Alternatively, use `@import "path/to/node_modules/color-claim-sass/color-claim";` in your Sass project.

### CDN
Download the latest version through via [RawGit](https://cdn.rawgit.com/jeroenptrs/color-claim-sass/archive/v1.1.0.zip).

Import all CSS classes in your website using `<link rel="stylesheet" href="https://cdn.rawgit.com/jeroenptrs/color-claim-sass/1d7af7f2/css/color-claim.min.css">`

## Usage
### Function
```sass
color-claim($color, $claim[, $percentage])
```
`$color` selects the corresponding Color Claim swatch and accepts a number from 1 to 102.
`$claim` accepts "bg", "text" or "mix" as value. This respectfully returns the background and text Color Claim colors that are stored in `$color-claim`, or mixes them together.

If you mix the colors together, you can add an extra parameter `$percentage` to set the weight of the mix.
This percentage is 50% by default, i.e. "bg" and "text" have equal weight in the mix.
Setting percentage to 0% equals to `color-claim($color)`, 100% equals to `color-claim($color, "text")`.

You should use this if you want to set something else than `background-color` or `color`.
In case of setting `background-color` and/or `color` to their respective Color Claim values, use the mixin instead.

### Mixin
```sass
@include color-claim($color[, $claim])
```
This mixin sets your element's background and/or text colors to the corresponding Color Claim values.
`$color` selects the corresponding Color Claim swatch.

Not passing a value for `$claim` automatically sets both, passing "bg" or "text" as value respectfully only sets `background-color` and `color`.

Passing "inv" as a value sets the inverse: `background-color` to the corresponding "text" color and `color` to the "bg" color.

### Classes
```sass
.color-claim-#{$color}
.color-claim-bg-#{$color}
.color-claim-text-#{$color}
.color-claim-inv-#{$color}
```
You can use the following classes if you really need to use it as a class (f.e. in HTML, jQuery, ...).

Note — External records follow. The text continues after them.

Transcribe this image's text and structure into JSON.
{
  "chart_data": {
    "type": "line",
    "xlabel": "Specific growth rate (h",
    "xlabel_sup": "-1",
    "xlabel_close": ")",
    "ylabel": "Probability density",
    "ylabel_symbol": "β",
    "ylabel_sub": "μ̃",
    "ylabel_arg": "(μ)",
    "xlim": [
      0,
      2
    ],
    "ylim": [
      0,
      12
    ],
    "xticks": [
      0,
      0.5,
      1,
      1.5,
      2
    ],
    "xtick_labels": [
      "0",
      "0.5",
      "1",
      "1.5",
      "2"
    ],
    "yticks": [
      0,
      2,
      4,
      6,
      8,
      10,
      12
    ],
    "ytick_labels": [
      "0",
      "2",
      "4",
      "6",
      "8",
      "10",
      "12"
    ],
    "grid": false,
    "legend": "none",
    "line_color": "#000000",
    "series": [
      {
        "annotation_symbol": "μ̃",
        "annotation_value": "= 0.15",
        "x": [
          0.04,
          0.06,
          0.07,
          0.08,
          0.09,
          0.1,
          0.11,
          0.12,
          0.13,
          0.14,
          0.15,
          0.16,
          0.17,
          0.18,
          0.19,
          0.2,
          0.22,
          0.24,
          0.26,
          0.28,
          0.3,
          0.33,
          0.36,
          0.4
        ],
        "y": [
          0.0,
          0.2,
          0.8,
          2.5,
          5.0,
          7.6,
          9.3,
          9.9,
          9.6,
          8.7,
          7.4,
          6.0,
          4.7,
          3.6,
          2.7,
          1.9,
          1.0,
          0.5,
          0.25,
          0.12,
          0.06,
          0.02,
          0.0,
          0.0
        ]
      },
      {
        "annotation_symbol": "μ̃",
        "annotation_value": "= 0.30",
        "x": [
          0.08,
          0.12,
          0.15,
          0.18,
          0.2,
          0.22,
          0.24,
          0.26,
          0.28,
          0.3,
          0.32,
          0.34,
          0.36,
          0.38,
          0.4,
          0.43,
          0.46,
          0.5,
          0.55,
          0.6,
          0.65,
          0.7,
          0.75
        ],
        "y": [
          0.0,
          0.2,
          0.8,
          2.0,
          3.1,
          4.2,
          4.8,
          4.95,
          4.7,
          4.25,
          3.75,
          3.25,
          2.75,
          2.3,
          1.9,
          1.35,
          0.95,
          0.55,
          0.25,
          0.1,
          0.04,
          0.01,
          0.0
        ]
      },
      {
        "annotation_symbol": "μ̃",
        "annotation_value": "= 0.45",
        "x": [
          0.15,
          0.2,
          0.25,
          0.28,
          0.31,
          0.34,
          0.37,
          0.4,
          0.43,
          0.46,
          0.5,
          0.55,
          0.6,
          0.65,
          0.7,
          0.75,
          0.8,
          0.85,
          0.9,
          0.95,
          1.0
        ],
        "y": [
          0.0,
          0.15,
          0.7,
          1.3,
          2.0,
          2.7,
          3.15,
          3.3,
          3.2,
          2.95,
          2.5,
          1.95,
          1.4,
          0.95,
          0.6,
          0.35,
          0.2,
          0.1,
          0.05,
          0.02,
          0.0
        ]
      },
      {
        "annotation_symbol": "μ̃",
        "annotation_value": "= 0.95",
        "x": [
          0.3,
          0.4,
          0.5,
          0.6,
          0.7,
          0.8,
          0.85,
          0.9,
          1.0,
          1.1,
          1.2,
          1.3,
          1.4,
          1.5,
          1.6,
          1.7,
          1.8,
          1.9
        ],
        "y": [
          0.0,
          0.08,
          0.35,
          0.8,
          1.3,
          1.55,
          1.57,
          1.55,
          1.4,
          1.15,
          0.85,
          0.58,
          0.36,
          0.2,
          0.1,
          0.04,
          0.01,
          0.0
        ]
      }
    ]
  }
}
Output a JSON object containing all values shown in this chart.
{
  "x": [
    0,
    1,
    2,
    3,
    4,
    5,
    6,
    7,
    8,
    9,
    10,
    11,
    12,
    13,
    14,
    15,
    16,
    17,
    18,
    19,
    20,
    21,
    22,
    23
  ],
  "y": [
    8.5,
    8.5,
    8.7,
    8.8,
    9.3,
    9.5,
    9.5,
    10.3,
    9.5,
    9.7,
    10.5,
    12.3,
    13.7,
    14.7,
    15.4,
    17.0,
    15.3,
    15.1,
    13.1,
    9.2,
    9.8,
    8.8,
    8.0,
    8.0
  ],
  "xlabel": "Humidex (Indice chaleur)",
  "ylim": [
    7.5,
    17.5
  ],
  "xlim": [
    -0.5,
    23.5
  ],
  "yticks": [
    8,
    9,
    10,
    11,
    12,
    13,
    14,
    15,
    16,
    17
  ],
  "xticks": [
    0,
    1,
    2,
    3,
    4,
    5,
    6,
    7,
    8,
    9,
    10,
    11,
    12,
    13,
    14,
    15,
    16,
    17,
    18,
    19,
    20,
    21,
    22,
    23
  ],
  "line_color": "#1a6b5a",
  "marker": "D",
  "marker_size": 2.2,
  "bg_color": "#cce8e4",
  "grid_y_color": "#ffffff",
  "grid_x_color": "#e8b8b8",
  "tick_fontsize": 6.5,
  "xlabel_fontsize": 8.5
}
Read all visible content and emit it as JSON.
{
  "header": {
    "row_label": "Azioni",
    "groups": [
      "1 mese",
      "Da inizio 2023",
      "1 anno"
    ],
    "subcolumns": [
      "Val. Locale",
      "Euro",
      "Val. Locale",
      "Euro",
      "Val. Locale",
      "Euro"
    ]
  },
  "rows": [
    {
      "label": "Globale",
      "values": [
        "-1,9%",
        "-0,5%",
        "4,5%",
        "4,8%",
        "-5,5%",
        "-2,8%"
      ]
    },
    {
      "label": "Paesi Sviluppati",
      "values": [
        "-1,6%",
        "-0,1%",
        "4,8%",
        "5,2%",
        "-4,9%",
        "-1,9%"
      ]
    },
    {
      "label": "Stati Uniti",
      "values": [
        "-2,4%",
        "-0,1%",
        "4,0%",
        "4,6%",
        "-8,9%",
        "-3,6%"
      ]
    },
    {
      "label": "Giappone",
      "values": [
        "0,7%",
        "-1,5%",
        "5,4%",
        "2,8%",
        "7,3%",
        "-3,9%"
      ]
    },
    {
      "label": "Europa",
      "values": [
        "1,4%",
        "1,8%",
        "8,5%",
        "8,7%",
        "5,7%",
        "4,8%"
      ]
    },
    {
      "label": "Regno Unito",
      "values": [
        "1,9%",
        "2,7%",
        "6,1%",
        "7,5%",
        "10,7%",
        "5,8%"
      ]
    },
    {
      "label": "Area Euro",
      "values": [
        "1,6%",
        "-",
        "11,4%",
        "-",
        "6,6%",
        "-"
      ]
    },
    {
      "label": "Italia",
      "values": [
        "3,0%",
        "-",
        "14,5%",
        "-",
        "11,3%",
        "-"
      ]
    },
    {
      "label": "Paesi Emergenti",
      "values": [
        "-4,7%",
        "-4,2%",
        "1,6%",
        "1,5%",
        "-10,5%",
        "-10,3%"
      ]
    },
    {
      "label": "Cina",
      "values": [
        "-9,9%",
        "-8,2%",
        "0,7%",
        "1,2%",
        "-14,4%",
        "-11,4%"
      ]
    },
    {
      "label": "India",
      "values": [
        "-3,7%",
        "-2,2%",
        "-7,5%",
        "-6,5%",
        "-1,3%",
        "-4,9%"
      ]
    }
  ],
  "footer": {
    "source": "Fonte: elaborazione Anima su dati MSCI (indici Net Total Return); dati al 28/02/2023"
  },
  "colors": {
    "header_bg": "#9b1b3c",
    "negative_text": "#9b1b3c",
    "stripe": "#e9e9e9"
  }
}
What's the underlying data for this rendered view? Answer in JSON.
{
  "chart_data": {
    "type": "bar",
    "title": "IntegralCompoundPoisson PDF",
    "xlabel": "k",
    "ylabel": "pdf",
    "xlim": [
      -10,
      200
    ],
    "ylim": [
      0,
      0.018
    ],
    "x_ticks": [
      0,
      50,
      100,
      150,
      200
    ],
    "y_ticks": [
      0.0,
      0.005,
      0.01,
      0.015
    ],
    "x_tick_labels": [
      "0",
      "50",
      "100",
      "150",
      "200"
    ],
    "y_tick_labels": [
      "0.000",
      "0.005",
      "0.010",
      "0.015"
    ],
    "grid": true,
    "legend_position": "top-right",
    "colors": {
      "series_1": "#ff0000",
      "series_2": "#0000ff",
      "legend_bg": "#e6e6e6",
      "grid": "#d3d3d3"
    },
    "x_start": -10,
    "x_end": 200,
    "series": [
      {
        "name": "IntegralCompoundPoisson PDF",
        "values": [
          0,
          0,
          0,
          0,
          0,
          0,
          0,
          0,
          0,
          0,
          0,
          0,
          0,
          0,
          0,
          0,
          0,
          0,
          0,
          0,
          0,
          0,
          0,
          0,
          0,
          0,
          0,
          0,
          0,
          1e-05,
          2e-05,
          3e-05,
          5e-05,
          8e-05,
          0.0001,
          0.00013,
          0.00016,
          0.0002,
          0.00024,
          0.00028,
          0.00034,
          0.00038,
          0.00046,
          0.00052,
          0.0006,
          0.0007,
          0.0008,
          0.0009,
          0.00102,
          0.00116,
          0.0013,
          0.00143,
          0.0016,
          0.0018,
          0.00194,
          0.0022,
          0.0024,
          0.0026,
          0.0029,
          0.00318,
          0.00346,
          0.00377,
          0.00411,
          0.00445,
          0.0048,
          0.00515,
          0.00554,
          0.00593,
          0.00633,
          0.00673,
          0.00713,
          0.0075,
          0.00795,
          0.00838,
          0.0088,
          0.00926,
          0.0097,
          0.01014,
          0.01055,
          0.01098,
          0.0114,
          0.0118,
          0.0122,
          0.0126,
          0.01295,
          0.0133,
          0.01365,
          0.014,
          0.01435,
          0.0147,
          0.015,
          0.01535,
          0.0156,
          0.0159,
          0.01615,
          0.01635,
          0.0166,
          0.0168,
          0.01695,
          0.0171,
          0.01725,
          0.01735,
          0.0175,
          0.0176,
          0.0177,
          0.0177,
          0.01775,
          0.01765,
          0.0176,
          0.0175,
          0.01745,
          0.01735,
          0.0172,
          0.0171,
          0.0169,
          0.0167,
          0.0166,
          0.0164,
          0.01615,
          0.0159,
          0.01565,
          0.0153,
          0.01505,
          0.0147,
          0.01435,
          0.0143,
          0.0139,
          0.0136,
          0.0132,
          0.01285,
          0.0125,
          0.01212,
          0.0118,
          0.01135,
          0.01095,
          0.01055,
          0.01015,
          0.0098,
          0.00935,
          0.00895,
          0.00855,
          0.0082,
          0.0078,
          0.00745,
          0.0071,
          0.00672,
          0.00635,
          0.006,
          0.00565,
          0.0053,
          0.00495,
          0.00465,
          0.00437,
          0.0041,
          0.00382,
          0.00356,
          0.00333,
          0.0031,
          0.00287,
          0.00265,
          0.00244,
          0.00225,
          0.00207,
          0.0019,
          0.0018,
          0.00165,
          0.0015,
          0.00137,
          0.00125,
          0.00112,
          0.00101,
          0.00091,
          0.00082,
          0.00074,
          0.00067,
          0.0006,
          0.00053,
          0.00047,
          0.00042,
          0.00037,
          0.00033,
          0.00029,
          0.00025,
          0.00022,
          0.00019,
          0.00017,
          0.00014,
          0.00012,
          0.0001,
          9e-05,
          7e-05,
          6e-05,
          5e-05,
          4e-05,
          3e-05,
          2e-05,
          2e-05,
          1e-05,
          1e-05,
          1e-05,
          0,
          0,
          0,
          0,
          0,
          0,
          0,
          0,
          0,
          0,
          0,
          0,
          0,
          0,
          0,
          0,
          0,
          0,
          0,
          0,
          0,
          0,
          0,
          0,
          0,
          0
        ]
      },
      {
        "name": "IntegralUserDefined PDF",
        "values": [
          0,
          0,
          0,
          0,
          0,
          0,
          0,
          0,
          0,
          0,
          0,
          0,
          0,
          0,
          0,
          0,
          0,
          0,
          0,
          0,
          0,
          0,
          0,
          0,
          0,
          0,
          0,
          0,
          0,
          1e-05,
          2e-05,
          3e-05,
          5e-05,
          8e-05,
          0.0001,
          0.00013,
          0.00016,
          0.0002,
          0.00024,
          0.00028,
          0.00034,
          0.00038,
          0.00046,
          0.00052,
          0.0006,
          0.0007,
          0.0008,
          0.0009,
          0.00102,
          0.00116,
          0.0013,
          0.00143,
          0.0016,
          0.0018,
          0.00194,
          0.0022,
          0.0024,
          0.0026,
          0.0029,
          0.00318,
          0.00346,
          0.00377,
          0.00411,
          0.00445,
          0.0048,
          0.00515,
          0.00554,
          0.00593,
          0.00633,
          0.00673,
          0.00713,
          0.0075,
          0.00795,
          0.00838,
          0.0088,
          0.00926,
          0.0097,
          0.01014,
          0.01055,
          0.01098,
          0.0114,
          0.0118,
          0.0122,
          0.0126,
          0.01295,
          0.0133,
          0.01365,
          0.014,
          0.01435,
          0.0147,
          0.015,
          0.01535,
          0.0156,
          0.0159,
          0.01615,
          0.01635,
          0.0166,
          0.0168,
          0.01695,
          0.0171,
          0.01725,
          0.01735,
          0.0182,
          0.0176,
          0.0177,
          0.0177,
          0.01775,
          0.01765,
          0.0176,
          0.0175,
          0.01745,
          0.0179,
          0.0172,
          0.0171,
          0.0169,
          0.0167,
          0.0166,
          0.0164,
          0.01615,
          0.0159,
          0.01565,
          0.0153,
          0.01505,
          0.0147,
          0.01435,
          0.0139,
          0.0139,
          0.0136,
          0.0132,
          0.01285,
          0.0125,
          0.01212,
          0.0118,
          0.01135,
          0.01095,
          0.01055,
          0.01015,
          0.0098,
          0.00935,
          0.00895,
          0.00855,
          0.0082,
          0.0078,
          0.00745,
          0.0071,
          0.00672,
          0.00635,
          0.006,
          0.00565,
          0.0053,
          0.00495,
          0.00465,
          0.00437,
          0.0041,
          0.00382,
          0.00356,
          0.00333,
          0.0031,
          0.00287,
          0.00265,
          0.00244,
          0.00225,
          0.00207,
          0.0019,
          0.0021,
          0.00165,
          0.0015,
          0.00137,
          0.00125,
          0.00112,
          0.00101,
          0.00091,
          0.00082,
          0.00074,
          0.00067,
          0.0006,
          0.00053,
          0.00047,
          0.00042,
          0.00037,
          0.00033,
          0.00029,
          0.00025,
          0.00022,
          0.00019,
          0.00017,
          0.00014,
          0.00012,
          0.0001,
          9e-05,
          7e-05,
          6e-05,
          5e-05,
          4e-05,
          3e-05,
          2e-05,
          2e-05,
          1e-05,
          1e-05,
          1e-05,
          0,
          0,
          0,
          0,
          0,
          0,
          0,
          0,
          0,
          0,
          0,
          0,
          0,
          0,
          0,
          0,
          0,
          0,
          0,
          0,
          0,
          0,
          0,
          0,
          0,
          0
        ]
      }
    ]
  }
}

In any other cases - like the ones addressed above - just use the mixin or the function. 

`$color` can be any Color Claim swatch (1-102). 
Use `.color-claim-#{$color}` to set both the `background-color` and `color` attributes.

`.color-claim-bg-#{$color}` only sets `background-color` attribute,
`.color-claim-text-#{$color}` only sets `color`.

If you want to set the inverse: 
`.color-claim-inv-#{$color}` sets background-color attribute to the color value (and vice versa). 

### Silent Classes
```sass
$_silent: true
```
You can also set all classes as silent, so they won't compile to your css.
Before importing color-claim-sass in your project, create a variable `$_silent` and set it to `true`.